In 1901, the Norwegian Conrad Evensen bought the old whaling boat Emma from a company in the Finnmark in northern Norway, and founded the whaling station in Funningsfjørður, also with the name Emma. The first year the station produced 1160 barrels of whale oil.

The company only had one boat from 1901 to 1909, though in 1905 Emma was whaling from a station in Iceland. In 1909 the company bought a new whaling boat called Funding, named after the village Funningur which had lent its name to the fjord which in turn lent its name to the village.

1909 was the best year for whaling in Faroese whaling history, with 13,850 barrels of whale oil produced in total.
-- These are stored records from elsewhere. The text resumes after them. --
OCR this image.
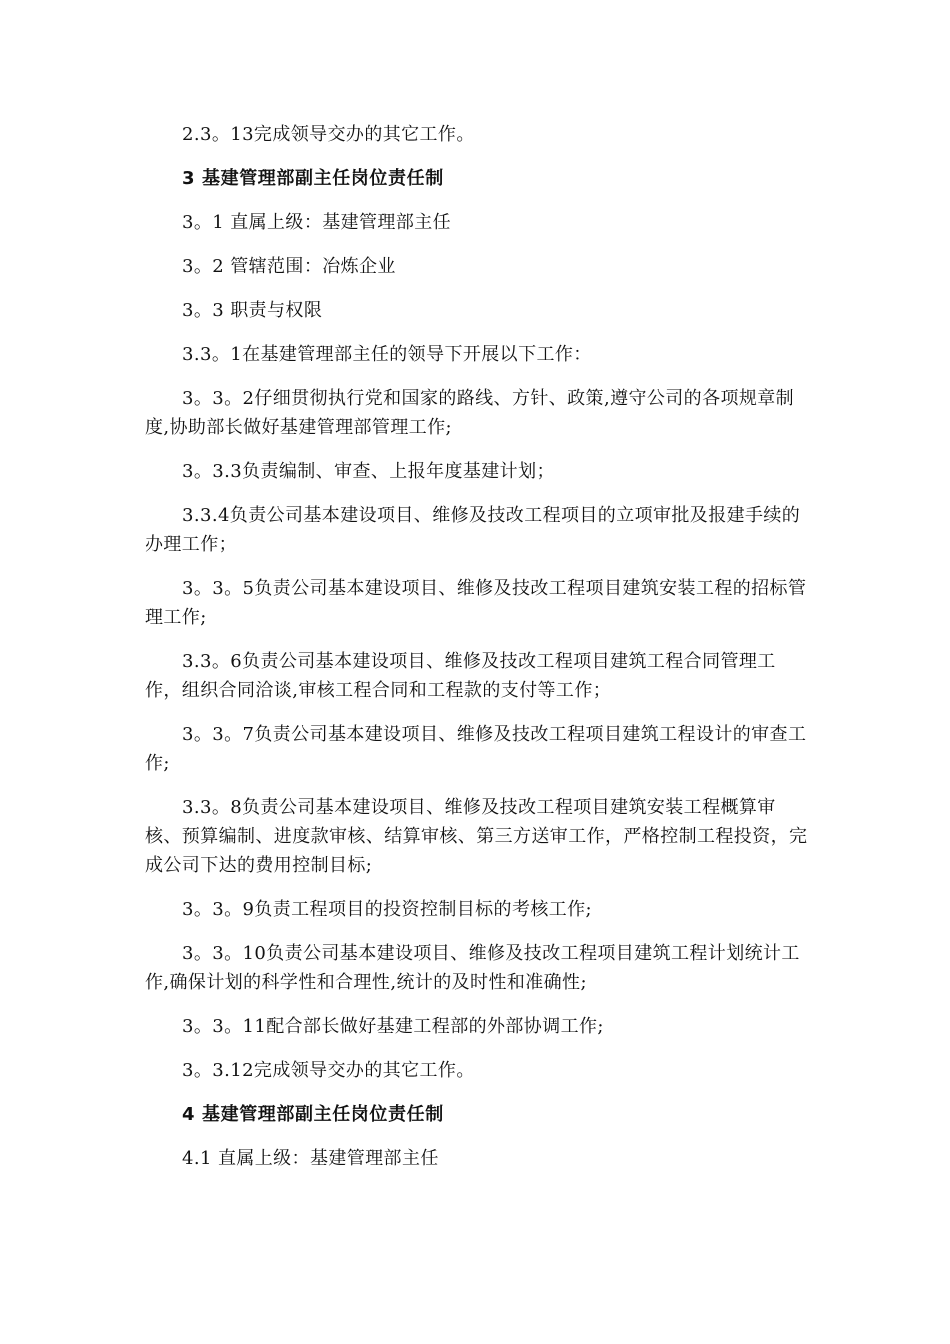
2.3。13完成领导交办的其它工作。

3 基建管理部副主任岗位责任制

3。1 直属上级：基建管理部主任

3。2 管辖范围：冶炼企业

3。3 职责与权限

3.3。1在基建管理部主任的领导下开展以下工作：

3。3。2仔细贯彻执行党和国家的路线、方针、政策,遵守公司的各项规章制度,协助部长做好基建管理部管理工作;

3。3.3负责编制、审查、上报年度基建计划；

3.3.4负责公司基本建设项目、维修及技改工程项目的立项审批及报建手续的办理工作；

3。3。5负责公司基本建设项目、维修及技改工程项目建筑安装工程的招标管理工作;

3.3。6负责公司基本建设项目、维修及技改工程项目建筑工程合同管理工作，组织合同洽谈,审核工程合同和工程款的支付等工作；

3。3。7负责公司基本建设项目、维修及技改工程项目建筑工程设计的审查工作;

3.3。8负责公司基本建设项目、维修及技改工程项目建筑安装工程概算审核、预算编制、进度款审核、结算审核、第三方送审工作，严格控制工程投资，完成公司下达的费用控制目标;

3。3。9负责工程项目的投资控制目标的考核工作;

3。3。10负责公司基本建设项目、维修及技改工程项目建筑工程计划统计工作,确保计划的科学性和合理性,统计的及时性和准确性;

3。3。11配合部长做好基建工程部的外部协调工作;

3。3.12完成领导交办的其它工作。

4 基建管理部副主任岗位责任制

4.1 直属上级：基建管理部主任
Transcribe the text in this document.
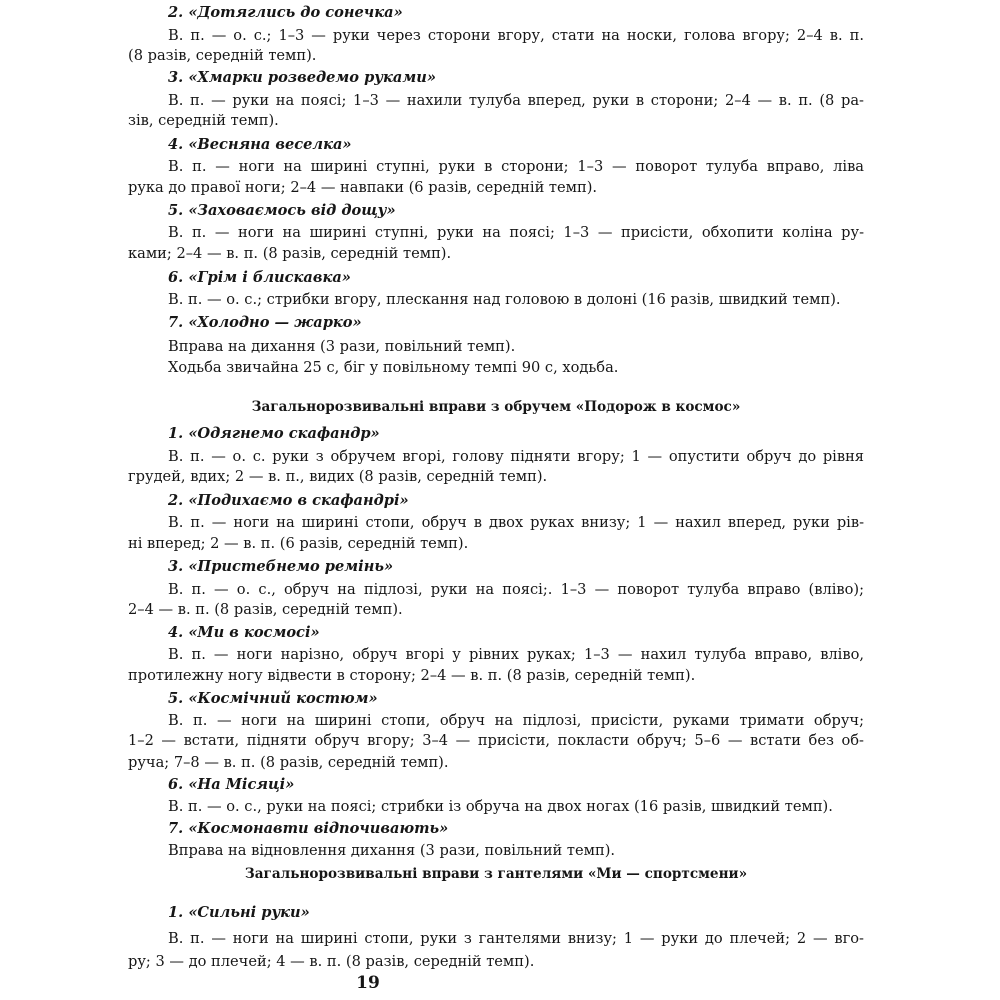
2. «Дотяглись до сонечка»
В. п. — о. с.; 1–3 — руки через сторони вгору, стати на носки, голова вгору; 2–4 в. п.
(8 разів, середній темп).
3. «Хмарки розведемо руками»
В. п. — руки на поясі; 1–3 — нахили тулуба вперед, руки в сторони; 2–4 — в. п. (8 ра-
зів, середній темп).
4. «Весняна веселка»
В. п. — ноги на ширині ступні, руки в сторони; 1–3 — поворот тулуба вправо, ліва
рука до правої ноги; 2–4 — навпаки (6 разів, середній темп).
5. «Заховаємось від дощу»
В. п. — ноги на ширині ступні, руки на поясі; 1–3 — присісти, обхопити коліна ру-
ками; 2–4 — в. п. (8 разів, середній темп).
6. «Грім і блискавка»
В. п. — о. с.; стрибки вгору, плескання над головою в долоні (16 разів, швидкий темп).
7. «Холодно — жарко»
Вправа на дихання (3 рази, повільний темп).
Ходьба звичайна 25 с, біг у повільному темпі 90 с, ходьба.
Загальнорозвивальні вправи з обручем «Подорож в космос»
1. «Одягнемо скафандр»
В. п. — о. с. руки з обручем вгорі, голову підняти вгору; 1 — опустити обруч до рівня
грудей, вдих; 2 — в. п., видих (8 разів, середній темп).
2. «Подихаємо в скафандрі»
В. п. — ноги на ширині стопи, обруч в двох руках внизу; 1 — нахил вперед, руки рів-
ні вперед; 2 — в. п. (6 разів, середній темп).
3. «Пристебнемо ремінь»
В. п. — о. с., обруч на підлозі, руки на поясі;. 1–3 — поворот тулуба вправо (вліво);
2–4 — в. п. (8 разів, середній темп).
4. «Ми в космосі»
В. п. — ноги нарізно, обруч вгорі у рівних руках; 1–3 — нахил тулуба вправо, вліво,
протилежну ногу відвести в сторону; 2–4 — в. п. (8 разів, середній темп).
5. «Космічний костюм»
В. п. — ноги на ширині стопи, обруч на підлозі, присісти, руками тримати обруч;
1–2 — встати, підняти обруч вгору; 3–4 — присісти, покласти обруч; 5–6 — встати без об-
руча; 7–8 — в. п. (8 разів, середній темп).
6. «На Місяці»
В. п. — о. с., руки на поясі; стрибки із обруча на двох ногах (16 разів, швидкий темп).
7. «Космонавти відпочивають»
Вправа на відновлення дихання (3 рази, повільний темп).
Загальнорозвивальні вправи з гантелями «Ми — спортсмени»
1. «Сильні руки»
В. п. — ноги на ширині стопи, руки з гантелями внизу; 1 — руки до плечей; 2 — вго-
ру; 3 — до плечей; 4 — в. п. (8 разів, середній темп).
19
In 1912 the station expanded with a bone meal factory, and this increased earnings somewhat, especially because Emma was the only company who whaled "norðanfjørðs" – north of the Skopunarfjord – in 1913 and 1915, meaning north of Suðuroy and Sandoy.
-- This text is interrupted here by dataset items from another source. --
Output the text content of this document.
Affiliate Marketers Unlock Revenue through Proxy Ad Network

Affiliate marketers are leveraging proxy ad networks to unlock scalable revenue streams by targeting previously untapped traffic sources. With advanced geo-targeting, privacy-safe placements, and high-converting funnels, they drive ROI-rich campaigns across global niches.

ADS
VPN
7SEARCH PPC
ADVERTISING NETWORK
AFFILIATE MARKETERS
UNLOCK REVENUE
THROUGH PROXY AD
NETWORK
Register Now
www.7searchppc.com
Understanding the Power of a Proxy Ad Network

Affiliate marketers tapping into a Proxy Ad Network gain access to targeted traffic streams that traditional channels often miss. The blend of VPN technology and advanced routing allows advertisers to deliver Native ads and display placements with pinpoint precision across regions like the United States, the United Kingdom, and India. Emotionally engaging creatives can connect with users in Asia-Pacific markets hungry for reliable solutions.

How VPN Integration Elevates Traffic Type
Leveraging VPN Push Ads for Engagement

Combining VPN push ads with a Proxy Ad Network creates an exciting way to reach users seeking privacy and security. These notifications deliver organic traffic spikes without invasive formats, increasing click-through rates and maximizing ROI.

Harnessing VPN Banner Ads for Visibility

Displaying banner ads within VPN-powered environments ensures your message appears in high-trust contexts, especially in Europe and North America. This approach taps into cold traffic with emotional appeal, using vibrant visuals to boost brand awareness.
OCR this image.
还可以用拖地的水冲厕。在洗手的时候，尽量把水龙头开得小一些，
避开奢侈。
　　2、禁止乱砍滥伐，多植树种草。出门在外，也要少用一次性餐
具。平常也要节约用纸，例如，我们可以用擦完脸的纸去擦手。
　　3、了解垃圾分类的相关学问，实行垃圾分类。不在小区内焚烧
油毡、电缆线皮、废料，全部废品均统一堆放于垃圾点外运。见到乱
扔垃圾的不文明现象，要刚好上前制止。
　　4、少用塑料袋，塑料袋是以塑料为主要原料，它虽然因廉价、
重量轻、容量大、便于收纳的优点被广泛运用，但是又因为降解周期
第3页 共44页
1915 was the best year for Emma, with 3000 barrels of whale oil, and 3000 200lb bags of bone meal. The onset of World War I, however meant that there was never activity at the station again.

In 1956, one of the boiler tanks from the station was taken down and used as filler for the construction of the wharf in the village, which was being built at the time.

On September 15, 2018, the last substantial remnant of the whaling station (the remains of a boiler) was disposed of, as part of an international environmental clean-up event. The Faroese branch of the project, "Rudda Føroyar" (Clean up the Faroe Islands), led the event.